Romatizmal hastalıklarda ağrı sürekli olabilecei gibi ara ara ve hatta günün belirli saatlerinde daha yoğun olarak hissedilebiliyor.Bazen hasta ağrıyı hareket ettikten sonra bazı vakalarda ise tam tersi dinlendikten sonra hissediyor.

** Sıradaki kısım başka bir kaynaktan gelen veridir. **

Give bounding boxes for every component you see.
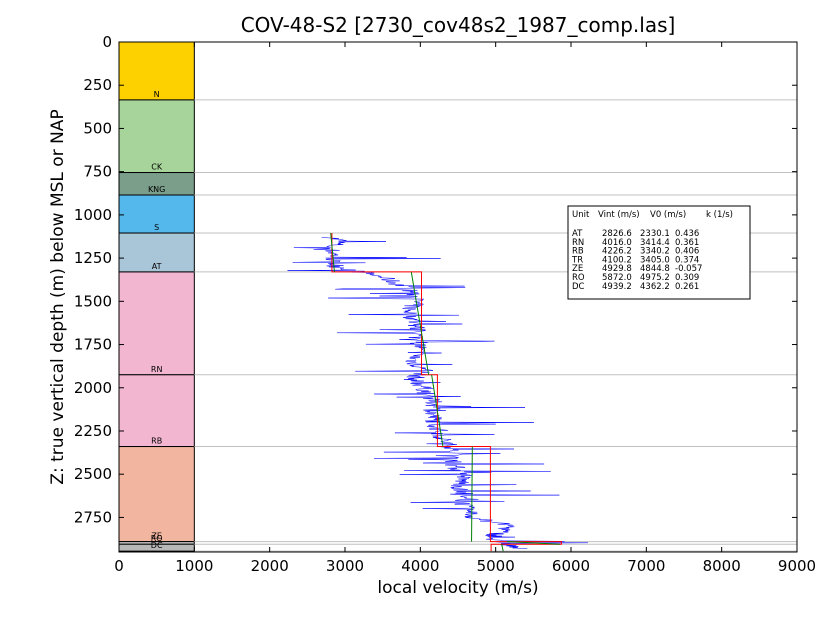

Acıbadem Sağlık Grubu iç hastalıkları ve ramatoloji uzmanı Dr. Mehmet Karaarslan, halk arasında 'kireçlenme' diye adlandırılan astteoatrit, yumuşak doku romatizması olarak bilinen hastlalıkların ve kemik erimesi yai ostoporozun en sık görülen romatizma tipleri olduğunu belirtiyor.
Bunların yanı sıra romatoid artrit, ankilozan spondilit gibi iltihaplı romatizmalar da belli yaş gruplarında göreceli olarak daha sık görülüyor.
Çok farklı romatizme tipi olduğu için neden olan faktörlerin sayısı da oldukça fazla. Dr. Mehmet Karaarslan, "Yaş, cinsiyet, ailesel faktörler, meslek vaya hareket sisteminde zorlanmaya sebep olabilen uğraşılar, beslenme ve yaşam biçimi genel olarak romatizmal hastalıkların ortaya çıkmasında rol oynayabiliyor." diyor ve risk grubuyla ilgili olarak şunları söylüyor;
Mesele kireçlenme 40 yaşından sonra ortaya çıkar, osteoporuzun görülme sıklığı menepoz sonrasında çok yüksektir.İltihabı romatizma hastalıkları ise genelde daha genç yaşlarda belirti vermeye başalr."
Hastanın öyküsünün iyi dinlenmesi romatizmal hastalıkların tanısında da birinci derecede rol oynuyor.
Bunu takiben yapılan muayene hastanın yüzde 75'inde tanı koymaya yetiyor.Laboratuvar tetkikleri, ekleme ait röntgenler, sintigrafi, MR gibi radyolojik incelemeler gerekli vakalarda tanı konulmasına yardımcı olabiliyor.Dr. Mehmet Karaarslan, tedavide kullanılan yöntemlerle ilgili şöyle konuşuyor:
Son 10 senede romatizmal hastalıkların tedavisinde çok önemli gelişmeler olmuştur.Romatizmanın cinsine göre ilaç, fizik tedavi ve cerrahi yöntemler uygulanabilr.Hali hazırda elimizdeki ilaçlar hastalrının şikayetlerini kontrol etmekte, yaşantılarına kesintiye uğramadan devam etmelerini sağlamakta çok başarılıdır.
Ama bu ilaçların hastalıları tamamen ortadan kaldırdıkları her zmana söylenemez.Bu tedaviler ile ilgili en önemli problem maliyetidir.Gelecekte bu ilaçların kullanımının daha da arttırılması bağlı olarak fiyatlarının daha düşeceğini umuyorum.